Semantic and syntactic specialization during auditory sentence processing in 7-8-year-old children
- PMID: 34731687[PubMed].
Previous studies indicate that adults show specialized syntactic and semantic processes in both the temporal and frontal lobes during language comprehension. Neuro-cognitive models of language development argue that this specialization appears earlier in the temporal than the frontal lobe. However, there is little evidence supporting this proposed progression. Our recently published study (Wang, Rice, & Booth, 2020), using multivoxel pattern analyses, detected that children as young as 5 to 6 years old exhibit specialization and integration in the temporal lobe, but not the frontal lobe. In the current study, we used the same approach to examine semantic and syntactic specialization in children ages 7 to 8 years old.

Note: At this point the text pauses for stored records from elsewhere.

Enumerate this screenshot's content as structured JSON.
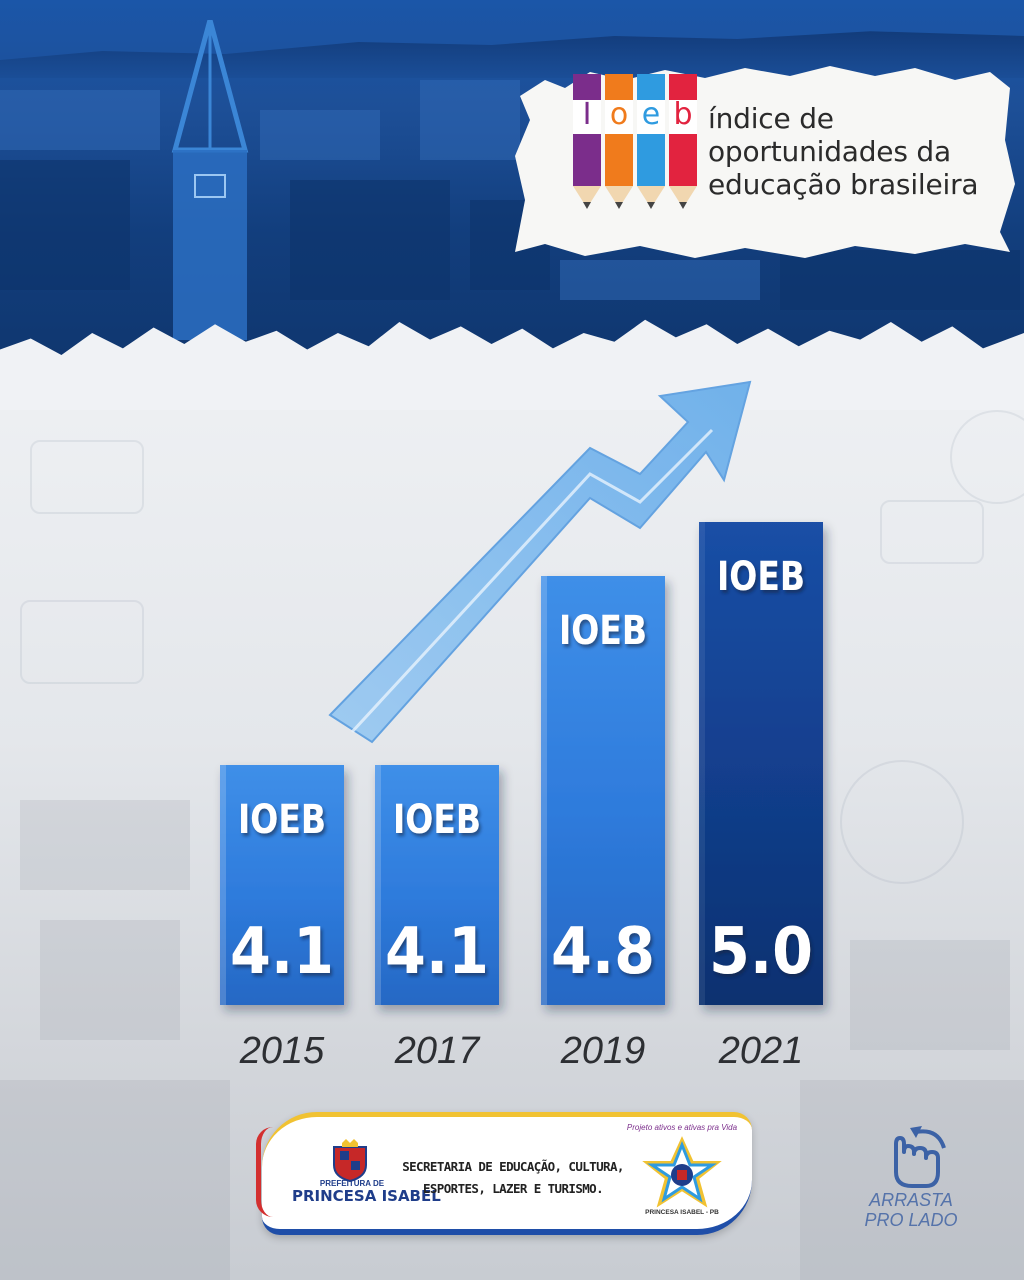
{
  "header": {
    "logo_letters": [
      "I",
      "o",
      "e",
      "b"
    ],
    "tagline": [
      "índice de",
      "oportunidades da",
      "educação brasileira"
    ]
  },
  "colors": {
    "pencil_1": "#7b2d8b",
    "pencil_2": "#f07b1c",
    "pencil_3": "#2f9be0",
    "pencil_4": "#e2233f",
    "bar_light": "#2f7fe0",
    "bar_dark": "#0f3c8c",
    "arrow": "#7fb8ee"
  },
  "chart_data": {
    "type": "bar",
    "categories": [
      "2015",
      "2017",
      "2019",
      "2021"
    ],
    "series": [
      {
        "values": [
          4.1,
          4.1,
          4.8,
          5.0
        ],
        "labels": [
          "4.1",
          "4.1",
          "4.8",
          "5.0"
        ]
      }
    ],
    "bar_title": "IOEB",
    "highlight_category": "2021",
    "trend_arrow": "up"
  },
  "footer": {
    "prefeitura_small": "PREFEITURA DE",
    "prefeitura_name": "PRINCESA ISABEL",
    "secretaria_lines": [
      "SECRETARIA DE EDUCAÇÃO, CULTURA,",
      "ESPORTES, LAZER E TURISMO."
    ],
    "secretaria_motto": "Projeto ativos e ativas pra Vida",
    "secretaria_city": "PRINCESA ISABEL - PB"
  },
  "swipe_hint": [
    "ARRASTA",
    "PRO LADO"
  ]
}
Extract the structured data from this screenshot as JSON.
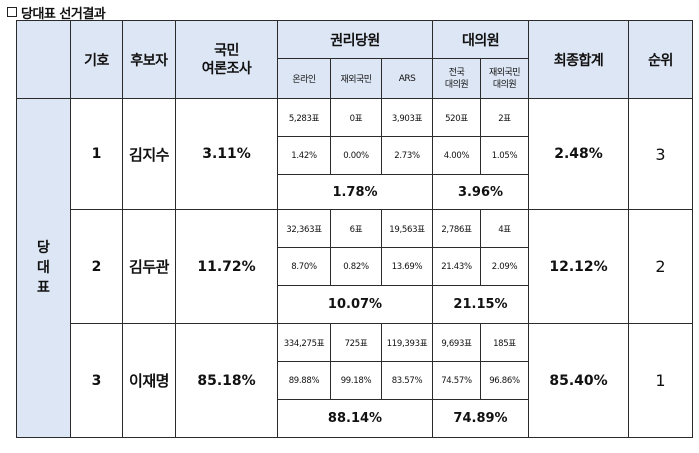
{
  "title": "당대표 선거결과",
  "header": {
    "number": "기호",
    "candidate": "후보자",
    "poll_line1": "국민",
    "poll_line2": "여론조사",
    "party_members": "권리당원",
    "delegates": "대의원",
    "final": "최종합계",
    "rank": "순위",
    "online": "온라인",
    "overseas_member": "재외국민",
    "ars": "ARS",
    "national_del_line1": "전국",
    "national_del_line2": "대의원",
    "overseas_del_line1": "재외국민",
    "overseas_del_line2": "대의원"
  },
  "side_label": [
    "당",
    "대",
    "표"
  ],
  "candidates": [
    {
      "number": "1",
      "name": "김지수",
      "poll": "3.11%",
      "votes": [
        "5,283표",
        "0표",
        "3,903표",
        "520표",
        "2표"
      ],
      "pcts": [
        "1.42%",
        "0.00%",
        "2.73%",
        "4.00%",
        "1.05%"
      ],
      "members_total": "1.78%",
      "delegates_total": "3.96%",
      "final": "2.48%",
      "rank": "3"
    },
    {
      "number": "2",
      "name": "김두관",
      "poll": "11.72%",
      "votes": [
        "32,363표",
        "6표",
        "19,563표",
        "2,786표",
        "4표"
      ],
      "pcts": [
        "8.70%",
        "0.82%",
        "13.69%",
        "21.43%",
        "2.09%"
      ],
      "members_total": "10.07%",
      "delegates_total": "21.15%",
      "final": "12.12%",
      "rank": "2"
    },
    {
      "number": "3",
      "name": "이재명",
      "poll": "85.18%",
      "votes": [
        "334,275표",
        "725표",
        "119,393표",
        "9,693표",
        "185표"
      ],
      "pcts": [
        "89.88%",
        "99.18%",
        "83.57%",
        "74.57%",
        "96.86%"
      ],
      "members_total": "88.14%",
      "delegates_total": "74.89%",
      "final": "85.40%",
      "rank": "1"
    }
  ]
}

We found support for semantic specialization in the left middle temporal gyrus (MTG) for correct sentences and in the triangular part of the left inferior frontal gyrus (IFG) for incorrect sentences. We also found that the left superior temporal gyrus (STG) played an integration role and was sensitive to both semantic and syntactic processing during both correct and incorrect sentence processing. However, there was no support for syntactic specialization in 7- to 8-year-old children. As compared to our previous study on 5- to 6-year-old children, which only showed semantic specialization in the temporal lobe, the current study suggests a developmental progression to semantic specialization in the frontal lobe. This project represents an important step forward in testing neuro-cognitive models of language processing in children.